You can reproduce the exact same order by adding the --randseed 1000348774 option:

./python -E  -m test --slow-ci --timeout=2400 -j2 -u-cpu,-urlfetch,-network --junit-xml test-results.xml -j4 --randseed 1000348774

It will run the following sequence (trimmed for brevity):

[  1/500] test_colorsys
[  2/500] test_float
[  3/500] test.test_io.test_memoryio
[  4/500] test_profile
[  5/500] test_picklebuffer
[  6/500] test_zipimport
[  7/500] test_devpoll
...

If this is enough to reproduce the failure on your setup, you can then bisect the test sequence to look for the specific interference causing the failure. Copy and paste the test sequence in a text file, then use the --fromfile (or -f) option of the test runner to run the exact sequence recorded in that text file:

./python -E  -m test --slow-ci --timeout=2400 -j2 -u-cpu,-urlfetch,-network --junit-xml test-results.xml -j4 --fromfile mytestsequence.txt

In the example sequence above, if test_zipimport had failed, you would first test the following sequence:

[  1/500] test_colorsys
[  2/500] test_float
[  3/500] test.test_io.test_memoryio
[  6/500] test_zipimport

And, if it succeeds, the following one instead (which, hopefully, shall fail):

[  4/500] test_profile
[  5/500] test_picklebuffer
[  6/500] test_zipimport

Then, recursively, narrow down the search until you get a single pair of tests which triggers the failure. It is very rare that such an interference involves more than two tests. If this is the case, we can only wish you good luck!

Note

You cannot use the -j option (for parallel testing) when diagnosing ordering-dependent failures. Using -j isolates each test in a pristine subprocess and, therefore, prevents you from reproducing any interference between tests.

Transient failures

While we try to make the test suite as reliable as possible, some tests do not reach a perfect level of reproducibility. Some of them will sometimes display spurious failures, depending on various conditions. Here are common offenders:

  • Network-related tests, such as test_poplib, test_urllibnet, and so on. Their failures can stem from adverse network conditions, or imperfect thread synchronization in the test code, which often has to run a server in a separate thread.

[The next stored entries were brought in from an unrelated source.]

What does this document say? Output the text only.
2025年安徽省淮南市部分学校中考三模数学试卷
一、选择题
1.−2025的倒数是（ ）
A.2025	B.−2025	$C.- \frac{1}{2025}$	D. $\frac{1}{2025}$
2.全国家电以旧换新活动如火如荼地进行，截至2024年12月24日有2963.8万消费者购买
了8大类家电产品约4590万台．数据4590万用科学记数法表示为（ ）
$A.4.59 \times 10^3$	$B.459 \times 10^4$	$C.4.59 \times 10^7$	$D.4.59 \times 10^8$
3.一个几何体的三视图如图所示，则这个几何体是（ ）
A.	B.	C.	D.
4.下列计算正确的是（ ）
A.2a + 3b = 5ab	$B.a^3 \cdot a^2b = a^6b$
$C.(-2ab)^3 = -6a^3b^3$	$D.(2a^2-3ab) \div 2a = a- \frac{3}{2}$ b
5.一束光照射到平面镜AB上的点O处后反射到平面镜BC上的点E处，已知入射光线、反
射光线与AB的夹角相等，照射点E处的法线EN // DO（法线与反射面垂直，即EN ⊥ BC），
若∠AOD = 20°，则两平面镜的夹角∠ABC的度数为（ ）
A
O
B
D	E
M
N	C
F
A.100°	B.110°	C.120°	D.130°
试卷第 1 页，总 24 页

  • Tests dealing with delicate issues such as inter-thread or inter-process synchronization, or Unix signals: test_multiprocessing, test_threading, test_subprocess, test_threadsignals.

When you think a failure might be transient, it is recommended you confirm by waiting for the next build. Still, even if the failure does turn out sporadic and unpredictable, the issue should be reported on the bug tracker; even better if it can be diagnosed and suppressed by fixing the test’s implementation, or by making its parameters - such as a timeout - more robust.